Computing giant Oracle has found that 93 per cent of the enterprises are losing revenue as a result of not being able to fully leverage the increase in information they collect.
The company surveyed 333 C-level executives from US and Canadian enterprises spanning 11 industries on how they were managing the deluge of data coming into their organisations and how well they are able to use this data to drive profit and growth. The findings suggest the majority of businesses do not know what to do with big data.
Startlingly, businesses reported that they are losing 14 per cent of their revenues or earning potential through ineffective data management processes.
The survey findings supports IBM’s statistic that the amount of data in the world is growing exponentially – so much so that 90 per cent of the data in the world today has been created in the last two years alone. Ion Oracle’s research, 94 per cent of the executives said their organisation is collecting and managing more business information today than two years ago, by an average of 86 per cent more.
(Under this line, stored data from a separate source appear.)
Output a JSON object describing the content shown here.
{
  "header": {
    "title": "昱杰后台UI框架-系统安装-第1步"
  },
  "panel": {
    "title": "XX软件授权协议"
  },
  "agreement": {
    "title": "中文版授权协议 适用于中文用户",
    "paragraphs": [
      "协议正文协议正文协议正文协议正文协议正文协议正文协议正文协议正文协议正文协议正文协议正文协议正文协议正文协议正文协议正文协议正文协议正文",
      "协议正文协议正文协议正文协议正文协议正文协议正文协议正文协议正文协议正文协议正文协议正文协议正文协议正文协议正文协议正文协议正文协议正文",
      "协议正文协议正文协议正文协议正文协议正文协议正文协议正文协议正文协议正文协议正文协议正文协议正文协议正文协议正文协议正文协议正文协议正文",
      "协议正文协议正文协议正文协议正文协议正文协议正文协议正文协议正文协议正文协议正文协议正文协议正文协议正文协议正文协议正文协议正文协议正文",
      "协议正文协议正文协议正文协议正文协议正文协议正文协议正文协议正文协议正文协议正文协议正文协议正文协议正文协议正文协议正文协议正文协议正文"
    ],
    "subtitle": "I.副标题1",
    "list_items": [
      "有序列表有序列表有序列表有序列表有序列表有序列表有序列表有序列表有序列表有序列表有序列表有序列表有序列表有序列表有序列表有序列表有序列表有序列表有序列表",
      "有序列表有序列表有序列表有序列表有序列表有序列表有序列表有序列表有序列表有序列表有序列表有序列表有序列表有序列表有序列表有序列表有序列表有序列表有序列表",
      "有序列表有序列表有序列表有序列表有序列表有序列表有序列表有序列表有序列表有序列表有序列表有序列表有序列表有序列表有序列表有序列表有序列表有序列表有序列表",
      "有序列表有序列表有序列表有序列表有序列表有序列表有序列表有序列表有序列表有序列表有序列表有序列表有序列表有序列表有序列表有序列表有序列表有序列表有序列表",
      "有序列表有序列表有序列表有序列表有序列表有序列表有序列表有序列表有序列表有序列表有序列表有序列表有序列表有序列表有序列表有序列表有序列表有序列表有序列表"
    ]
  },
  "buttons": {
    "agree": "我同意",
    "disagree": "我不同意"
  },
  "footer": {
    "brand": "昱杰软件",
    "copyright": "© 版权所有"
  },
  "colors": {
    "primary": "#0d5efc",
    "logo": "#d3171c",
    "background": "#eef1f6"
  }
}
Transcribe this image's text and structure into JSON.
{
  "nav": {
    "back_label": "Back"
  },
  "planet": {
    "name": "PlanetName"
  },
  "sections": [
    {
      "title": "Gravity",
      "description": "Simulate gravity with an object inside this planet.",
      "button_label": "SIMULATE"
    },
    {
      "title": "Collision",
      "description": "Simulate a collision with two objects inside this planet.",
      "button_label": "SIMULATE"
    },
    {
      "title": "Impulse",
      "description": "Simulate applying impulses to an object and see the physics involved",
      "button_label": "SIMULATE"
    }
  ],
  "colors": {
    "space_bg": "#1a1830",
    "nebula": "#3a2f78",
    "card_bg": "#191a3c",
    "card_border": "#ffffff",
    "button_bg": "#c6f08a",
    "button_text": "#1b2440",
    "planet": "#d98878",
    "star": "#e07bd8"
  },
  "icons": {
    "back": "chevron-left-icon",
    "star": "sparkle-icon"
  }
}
The problem is what to do with all this extra data. Enterprises are awash with data of all types, with the world producing 2.5 quintillion bytes of it every day. Just shy of a third of executives (29 per cent) give their organisation a “D” or “F” in their ability to manage the data deluge. And unless businesses update their organisation of big data, 97 per cent predict they will not be able to handle the increase over the next two years.
Perhaps worryingly, the public sector, healthcare and utilities sectors were the worst prepared to handle a data deluge. However, the executives in the communications industry note they are most prepared, with 20 per cent giving themselves an "A” grade.
As the majority of the world’s industries, organisations and enterprises now rely on IT (particularly those data-intensive fields such as meteorology, genomics, pharmaceuticals and chemical, biological and environmental research) there is an increasing requirement for specifically developed IT solutions to manage and extract insight from the ever-growing data volumes, improve customer service, and, most importantly, capitalise on new business opportunities – 77 per cent of organisations surveyed said they were looking for more tailored options.
As some industries, such as oil and gas, are losing 22 per cent and 20 per cent in revenues respectively from their current data management processes, the pressure to reconsider data management is on.